Mu Tauri

Observation data Epoch J2000 Equinox ICRS
- Constellation: Taurus
- Right ascension: 04^{h} 15^{m} 32.05806^{s}
- Declination: +08° 53′ 32.4783″
- Apparent magnitude (V): 4.27

Characteristics
- Evolutionary stage: main sequence
- Spectral type: B3IV
- U−B color index: −0.51
- B−V color index: −0.05

Astrometry
- Radial velocity (R_{v}): +16.3±0.6 km/s
- Proper motion (μ): RA: +19.770 mas/yr Dec.: −21.918 mas/yr
- Parallax (π): 6.4463±0.2095 mas
- Distance: 510 ± 20 ly (155 ± 5 pc)
- Absolute magnitude (M_{V}): −1.45

Details
- Mass: 6.7 M_{☉}
- Radius: 6.9 R_{☉}
- Luminosity: 325 L_{☉}
- Surface gravity (log g): 3.75 cgs
- Temperature: 16,980 K
- Metallicity [Fe/H]: −0.16 dex
- Rotational velocity (v sin i): 89 km/s
- Age: 252 Myr
- Other designations: μ Tau, 49 Tauri, BD+08°657, FK5 1118, GC 5134, HD 26912, HIP 116820, HR 1320, SAO 111696, GSC 00667-00839

Database references
- SIMBAD: data

= Mu Tauri =

Star in the constellation Taurus

μ Tauri, Latinized as Mu Tauri, is a single star in the equatorial constellation of Taurus.

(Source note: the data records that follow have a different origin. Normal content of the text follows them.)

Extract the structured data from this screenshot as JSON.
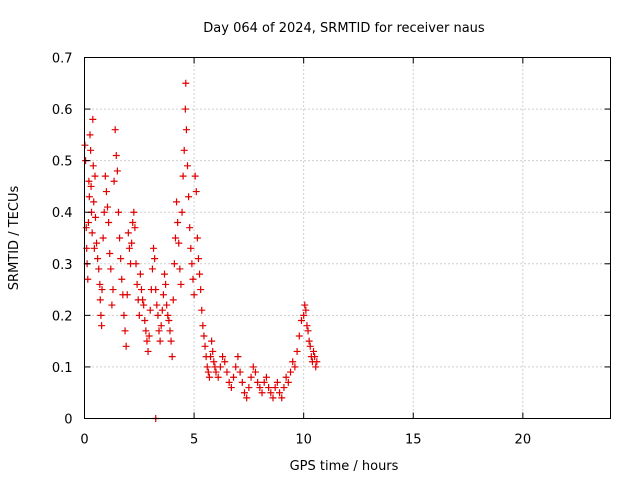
{
  "chart_data": {
    "type": "scatter",
    "title": "Day 064 of 2024, SRMTID for receiver naus",
    "xlabel": "GPS time / hours",
    "ylabel": "SRMTID / TECUs",
    "xlim": [
      0,
      24
    ],
    "ylim": [
      0,
      0.7
    ],
    "xticks": [
      0,
      5,
      10,
      15,
      20
    ],
    "xtick_labels": [
      "0",
      "5",
      "10",
      "15",
      "20"
    ],
    "yticks": [
      0,
      0.1,
      0.2,
      0.3,
      0.4,
      0.5,
      0.6,
      0.7
    ],
    "ytick_labels": [
      "0",
      "0.1",
      "0.2",
      "0.3",
      "0.4",
      "0.5",
      "0.6",
      "0.7"
    ],
    "grid": true,
    "marker": "+",
    "series": [
      {
        "name": "SRMTID",
        "color": "#e00000",
        "points": [
          [
            0.02,
            0.53
          ],
          [
            0.05,
            0.5
          ],
          [
            0.08,
            0.37
          ],
          [
            0.1,
            0.33
          ],
          [
            0.12,
            0.3
          ],
          [
            0.15,
            0.27
          ],
          [
            0.18,
            0.38
          ],
          [
            0.2,
            0.46
          ],
          [
            0.22,
            0.43
          ],
          [
            0.25,
            0.55
          ],
          [
            0.28,
            0.52
          ],
          [
            0.3,
            0.45
          ],
          [
            0.32,
            0.4
          ],
          [
            0.35,
            0.36
          ],
          [
            0.38,
            0.58
          ],
          [
            0.4,
            0.49
          ],
          [
            0.42,
            0.42
          ],
          [
            0.45,
            0.33
          ],
          [
            0.48,
            0.47
          ],
          [
            0.5,
            0.39
          ],
          [
            0.55,
            0.34
          ],
          [
            0.6,
            0.31
          ],
          [
            0.65,
            0.29
          ],
          [
            0.7,
            0.26
          ],
          [
            0.72,
            0.23
          ],
          [
            0.75,
            0.2
          ],
          [
            0.78,
            0.18
          ],
          [
            0.8,
            0.25
          ],
          [
            0.85,
            0.35
          ],
          [
            0.9,
            0.4
          ],
          [
            0.95,
            0.47
          ],
          [
            1.0,
            0.44
          ],
          [
            1.05,
            0.41
          ],
          [
            1.1,
            0.38
          ],
          [
            1.15,
            0.32
          ],
          [
            1.2,
            0.29
          ],
          [
            1.25,
            0.22
          ],
          [
            1.3,
            0.25
          ],
          [
            1.35,
            0.46
          ],
          [
            1.4,
            0.56
          ],
          [
            1.45,
            0.51
          ],
          [
            1.5,
            0.48
          ],
          [
            1.55,
            0.4
          ],
          [
            1.6,
            0.35
          ],
          [
            1.65,
            0.31
          ],
          [
            1.7,
            0.27
          ],
          [
            1.75,
            0.24
          ],
          [
            1.8,
            0.2
          ],
          [
            1.85,
            0.17
          ],
          [
            1.9,
            0.14
          ],
          [
            1.95,
            0.24
          ],
          [
            2.0,
            0.36
          ],
          [
            2.05,
            0.33
          ],
          [
            2.1,
            0.3
          ],
          [
            2.15,
            0.34
          ],
          [
            2.2,
            0.38
          ],
          [
            2.25,
            0.4
          ],
          [
            2.3,
            0.37
          ],
          [
            2.35,
            0.3
          ],
          [
            2.4,
            0.26
          ],
          [
            2.45,
            0.23
          ],
          [
            2.5,
            0.2
          ],
          [
            2.55,
            0.28
          ],
          [
            2.6,
            0.25
          ],
          [
            2.65,
            0.23
          ],
          [
            2.7,
            0.22
          ],
          [
            2.75,
            0.19
          ],
          [
            2.8,
            0.17
          ],
          [
            2.85,
            0.15
          ],
          [
            2.9,
            0.13
          ],
          [
            2.95,
            0.16
          ],
          [
            3.0,
            0.21
          ],
          [
            3.05,
            0.25
          ],
          [
            3.1,
            0.29
          ],
          [
            3.15,
            0.33
          ],
          [
            3.2,
            0.31
          ],
          [
            3.25,
            0.25
          ],
          [
            3.3,
            0.22
          ],
          [
            3.35,
            0.2
          ],
          [
            3.4,
            0.17
          ],
          [
            3.45,
            0.15
          ],
          [
            3.5,
            0.18
          ],
          [
            3.55,
            0.21
          ],
          [
            3.6,
            0.24
          ],
          [
            3.65,
            0.28
          ],
          [
            3.7,
            0.26
          ],
          [
            3.75,
            0.22
          ],
          [
            3.8,
            0.2
          ],
          [
            3.85,
            0.19
          ],
          [
            3.9,
            0.17
          ],
          [
            3.95,
            0.15
          ],
          [
            4.0,
            0.12
          ],
          [
            4.05,
            0.23
          ],
          [
            4.1,
            0.3
          ],
          [
            4.15,
            0.35
          ],
          [
            4.2,
            0.42
          ],
          [
            4.25,
            0.38
          ],
          [
            4.3,
            0.34
          ],
          [
            4.35,
            0.29
          ],
          [
            4.4,
            0.26
          ],
          [
            4.45,
            0.4
          ],
          [
            4.5,
            0.47
          ],
          [
            4.55,
            0.52
          ],
          [
            4.6,
            0.6
          ],
          [
            4.62,
            0.65
          ],
          [
            4.65,
            0.56
          ],
          [
            4.7,
            0.49
          ],
          [
            4.75,
            0.43
          ],
          [
            4.8,
            0.37
          ],
          [
            4.85,
            0.33
          ],
          [
            4.9,
            0.3
          ],
          [
            4.95,
            0.27
          ],
          [
            5.0,
            0.24
          ],
          [
            5.05,
            0.47
          ],
          [
            5.1,
            0.44
          ],
          [
            5.15,
            0.35
          ],
          [
            5.2,
            0.31
          ],
          [
            5.25,
            0.28
          ],
          [
            5.3,
            0.25
          ],
          [
            5.35,
            0.21
          ],
          [
            5.4,
            0.18
          ],
          [
            5.45,
            0.16
          ],
          [
            5.5,
            0.14
          ],
          [
            5.55,
            0.12
          ],
          [
            5.6,
            0.1
          ],
          [
            5.65,
            0.09
          ],
          [
            5.7,
            0.08
          ],
          [
            5.75,
            0.12
          ],
          [
            5.8,
            0.15
          ],
          [
            5.85,
            0.13
          ],
          [
            5.9,
            0.11
          ],
          [
            5.95,
            0.1
          ],
          [
            6.0,
            0.09
          ],
          [
            6.1,
            0.08
          ],
          [
            6.2,
            0.1
          ],
          [
            6.3,
            0.12
          ],
          [
            6.4,
            0.11
          ],
          [
            6.5,
            0.09
          ],
          [
            6.6,
            0.07
          ],
          [
            6.7,
            0.06
          ],
          [
            6.8,
            0.08
          ],
          [
            6.9,
            0.1
          ],
          [
            7.0,
            0.12
          ],
          [
            7.1,
            0.09
          ],
          [
            7.2,
            0.07
          ],
          [
            7.3,
            0.05
          ],
          [
            7.4,
            0.04
          ],
          [
            7.5,
            0.06
          ],
          [
            7.6,
            0.08
          ],
          [
            7.7,
            0.1
          ],
          [
            7.8,
            0.09
          ],
          [
            7.9,
            0.07
          ],
          [
            8.0,
            0.06
          ],
          [
            8.1,
            0.05
          ],
          [
            8.2,
            0.07
          ],
          [
            8.3,
            0.08
          ],
          [
            8.4,
            0.06
          ],
          [
            8.5,
            0.05
          ],
          [
            8.6,
            0.04
          ],
          [
            8.7,
            0.06
          ],
          [
            8.8,
            0.07
          ],
          [
            8.9,
            0.05
          ],
          [
            9.0,
            0.04
          ],
          [
            9.1,
            0.06
          ],
          [
            9.2,
            0.08
          ],
          [
            9.3,
            0.07
          ],
          [
            9.4,
            0.09
          ],
          [
            9.5,
            0.11
          ],
          [
            9.6,
            0.1
          ],
          [
            9.7,
            0.13
          ],
          [
            9.8,
            0.16
          ],
          [
            9.9,
            0.19
          ],
          [
            10.0,
            0.2
          ],
          [
            10.05,
            0.22
          ],
          [
            10.1,
            0.21
          ],
          [
            10.15,
            0.18
          ],
          [
            10.2,
            0.17
          ],
          [
            10.25,
            0.15
          ],
          [
            10.3,
            0.14
          ],
          [
            10.35,
            0.12
          ],
          [
            10.4,
            0.11
          ],
          [
            10.45,
            0.13
          ],
          [
            10.5,
            0.12
          ],
          [
            10.55,
            0.1
          ],
          [
            10.6,
            0.11
          ],
          [
            3.25,
            0.0
          ]
        ]
      }
    ]
  }
}
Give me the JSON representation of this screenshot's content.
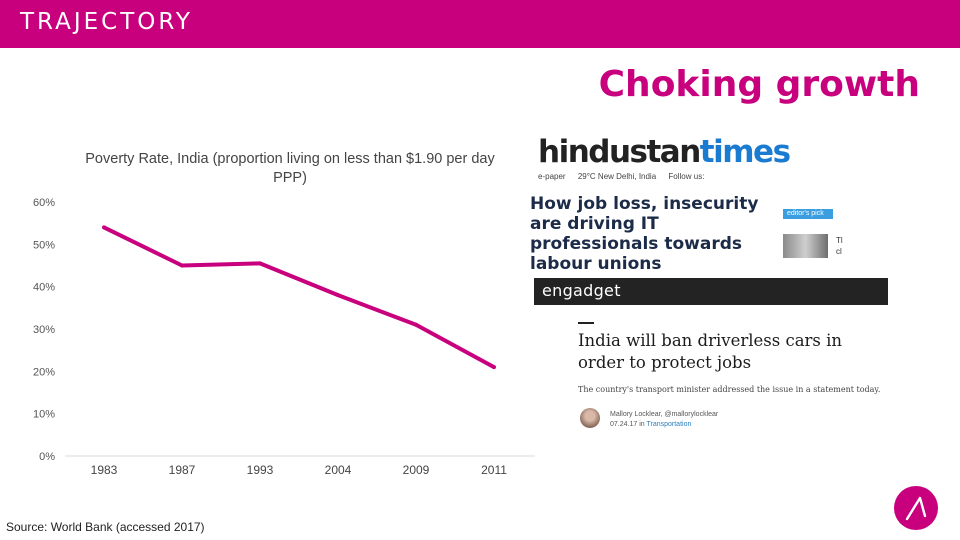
{
  "header": {
    "brand": "TRAJECTORY",
    "bar_color": "#c8007e"
  },
  "slide": {
    "title": "Choking growth",
    "accent": "#c8007e"
  },
  "source": "Source: World Bank (accessed 2017)",
  "chart_data": {
    "type": "line",
    "title": "Poverty Rate, India (proportion living on less than $1.90 per day PPP)",
    "categories": [
      "1983",
      "1987",
      "1993",
      "2004",
      "2009",
      "2011"
    ],
    "series": [
      {
        "name": "Poverty rate",
        "values": [
          0.54,
          0.45,
          0.455,
          0.38,
          0.31,
          0.21
        ],
        "color": "#c8007e"
      }
    ],
    "ylim": [
      0,
      0.6
    ],
    "yticks": [
      0,
      0.1,
      0.2,
      0.3,
      0.4,
      0.5,
      0.6
    ],
    "ytick_labels": [
      "0%",
      "10%",
      "20%",
      "30%",
      "40%",
      "50%",
      "60%"
    ],
    "xlabel": "",
    "ylabel": "",
    "grid": false,
    "legend": "none"
  },
  "clippings": {
    "ht": {
      "logo_dark": "hindustan",
      "logo_blue": "times",
      "nav": [
        "e-paper",
        "29°C New Delhi, India",
        "Follow us:"
      ],
      "headline": "How job loss, insecurity are driving IT professionals towards labour unions",
      "pick_label": "editor's pick",
      "thumb_text": "Tl cl"
    },
    "engadget": {
      "logo": "engadget",
      "headline": "India will ban driverless cars in order to protect jobs",
      "subhead": "The country's transport minister addressed the issue in a statement today.",
      "author": "Mallory Locklear, @mallorylocklear",
      "dateline": "07.24.17 in",
      "category": "Transportation"
    }
  }
}
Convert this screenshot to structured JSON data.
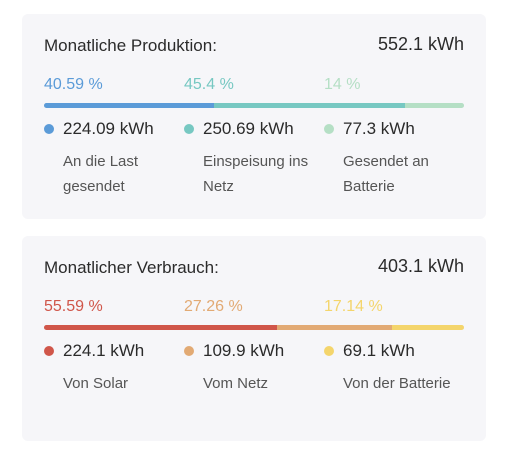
{
  "production": {
    "title": "Monatliche Produktion:",
    "total": "552.1 kWh",
    "items": [
      {
        "pct": "40.59 %",
        "fraction": 0.4059,
        "value": "224.09 kWh",
        "desc": "An die Last gesendet",
        "color": "#5b9bd8"
      },
      {
        "pct": "45.4 %",
        "fraction": 0.454,
        "value": "250.69 kWh",
        "desc": "Einspeisung ins Netz",
        "color": "#77c8c2"
      },
      {
        "pct": "14 %",
        "fraction": 0.14,
        "value": "77.3 kWh",
        "desc": "Gesendet an Batterie",
        "color": "#b5dfc5"
      }
    ]
  },
  "consumption": {
    "title": "Monatlicher Verbrauch:",
    "total": "403.1 kWh",
    "items": [
      {
        "pct": "55.59 %",
        "fraction": 0.5559,
        "value": "224.1 kWh",
        "desc": "Von Solar",
        "color": "#d0564a"
      },
      {
        "pct": "27.26 %",
        "fraction": 0.2726,
        "value": "109.9 kWh",
        "desc": "Vom Netz",
        "color": "#e2aa74"
      },
      {
        "pct": "17.14 %",
        "fraction": 0.1714,
        "value": "69.1 kWh",
        "desc": "Von der Batterie",
        "color": "#f4d56c"
      }
    ]
  }
}
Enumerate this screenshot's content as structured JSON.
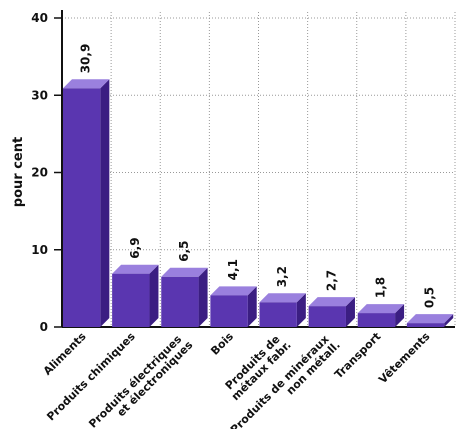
{
  "chart_data": {
    "type": "bar3d",
    "y_label": "pour cent",
    "categories": [
      "Aliments",
      "Produits chimiques",
      "Produits électriques\net électroniques",
      "Bois",
      "Produits de\nmétaux fabr.",
      "Produits de minéraux\nnon métall.",
      "Transport",
      "Vêtements"
    ],
    "values": [
      30.9,
      6.9,
      6.5,
      4.1,
      3.2,
      2.7,
      1.8,
      0.5
    ],
    "value_labels": [
      "30,9",
      "6,9",
      "6,5",
      "4,1",
      "3,2",
      "2,7",
      "1,8",
      "0,5"
    ],
    "color": "#5a36b0",
    "ylim": [
      0,
      40
    ],
    "yticks": [
      0,
      10,
      20,
      30,
      40
    ],
    "grid": true
  }
}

It has a blue-white hue and is faintly visible to the naked eye with an apparent visual magnitude of 4.27. The star is located approximately 510 light years distant from the Sun based on parallax, and is drifting further away with a radial velocity of +16 km/s.

This object has a stellar classification of B3IV, matching a B-type subgiant star. In the past this star was thought to have a variable radial velocity, but is now considered constant. It is 252 million years old and is spinning with a projected rotational velocity of 89 km/s. The star has 6.7 times the mass of the Sun and is radiating 325 times the Sun's luminosity from its photosphere at an effective temperature of ±16,980 K. It is emitting an infrared excess at a wavelength of 18 μm, making it a candidate host of a faint warm debris disk.